Por outro lado, as taxas de mortalidade por câncer nos menores de 70 anos permaneceram semelhantes nos Estados Unidos e em outros países, provavelmente devido ao rastreamento generalizado do câncer e aos cuidados proativos do câncer, dizem especialistas em saúde pública. “O câncer passou de basicamente uma sentença de morte para uma doença crônica gerenciável”, diz Williams. “Então, precisamos ter o mesmo nível de engajamento em torno da obesidade, diabetes, cuidados cardiovasculares.”
Os outros grandes contribuidores para a menor expectativa de vida nos Estados Unidos – e o que realmente diferencia o país, dizem os pesquisadores – são altas taxas de mortalidade por uso indevido de substâncias, acidentes de carro, suicídio e homicídio (ver ‘causas variadas’). Estes tendem a matar pessoas em idade de trabalho.
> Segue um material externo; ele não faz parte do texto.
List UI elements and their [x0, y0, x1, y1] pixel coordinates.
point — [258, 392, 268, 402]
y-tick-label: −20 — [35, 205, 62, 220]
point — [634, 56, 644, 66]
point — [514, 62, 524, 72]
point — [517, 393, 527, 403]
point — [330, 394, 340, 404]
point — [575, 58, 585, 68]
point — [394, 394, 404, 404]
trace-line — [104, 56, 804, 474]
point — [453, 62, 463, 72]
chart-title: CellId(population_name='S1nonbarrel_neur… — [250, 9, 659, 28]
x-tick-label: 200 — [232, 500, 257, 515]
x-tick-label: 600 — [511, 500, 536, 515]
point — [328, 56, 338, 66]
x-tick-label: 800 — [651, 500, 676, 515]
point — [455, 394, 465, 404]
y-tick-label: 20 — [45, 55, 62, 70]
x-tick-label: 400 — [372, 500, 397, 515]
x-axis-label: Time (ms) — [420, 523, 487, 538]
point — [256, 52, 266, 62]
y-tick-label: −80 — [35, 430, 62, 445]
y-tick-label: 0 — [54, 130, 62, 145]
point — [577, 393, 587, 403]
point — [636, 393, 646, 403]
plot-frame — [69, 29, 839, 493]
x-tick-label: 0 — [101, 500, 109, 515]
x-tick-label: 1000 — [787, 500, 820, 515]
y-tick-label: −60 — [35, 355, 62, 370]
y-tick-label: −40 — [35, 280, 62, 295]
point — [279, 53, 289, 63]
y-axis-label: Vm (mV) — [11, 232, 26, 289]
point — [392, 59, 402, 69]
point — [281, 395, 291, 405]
Fonte: Peterson-KFF Health System Tracker
As mortes por uso indevido de substâncias são explicadas principalmente por overdoses de opióides sintéticos como o fentanil – parte da crise dos opióides dos EUA. Muitos americanos são mortos em acidentes de trânsito, em parte porque tendem a gastar proporcionalmente mais tempo dirigindo e em carros maiores do que as pessoas em muitas outras nações. “Somos uma sociedade muito centrada no carro”, diz Mary Pat Campbell, especialista em seguro de vida que trabalha na empresa de gerenciamento de investimentos Conning em Hartford, Connecticut, e blogs sobre dados de mortalidade. “Não temos muitas boas alternativas em massa.”
As mortes por armas representam cerca de 80% dos assassinatos dos EUA e 55% dos suicídios. Esse médico levou Vivek Murthy a chamar a violência armada de uma crise de saúde pública em 2024, quando ele era o cirurgião-geral dos EUA, e destacar que era a principal causa de morte em crianças e adolescentes. (O HHS removeu esse aviso de seu site em março, de acordo com as notícias.) Mais mortes por armas são suicídios do que homicídios, diz Campbell. “Fica muito sombrio pensando em algumas dessas coisas”, diz ela.
Fica mais sombrio. No total, as taxas de mortalidade nas pessoas em idade ativa significam que uma criança de 5 anos em cada 20-ou aproximadamente uma em todas as aulas escolares-morrerá antes dos 45 anos, de acordo com os cálculos de Angus. A figura comparável é uma em 50 no Reino Unido e uma em 100 na Suíça.
Diferenças regionais
Embora a expectativa de vida dos Estados Unidos sugira que o país seja relativamente prejudicial, a média mascara uma imagem mais complexa. Um exame mais detalhado revela que a figura varia drasticamente em todo o país.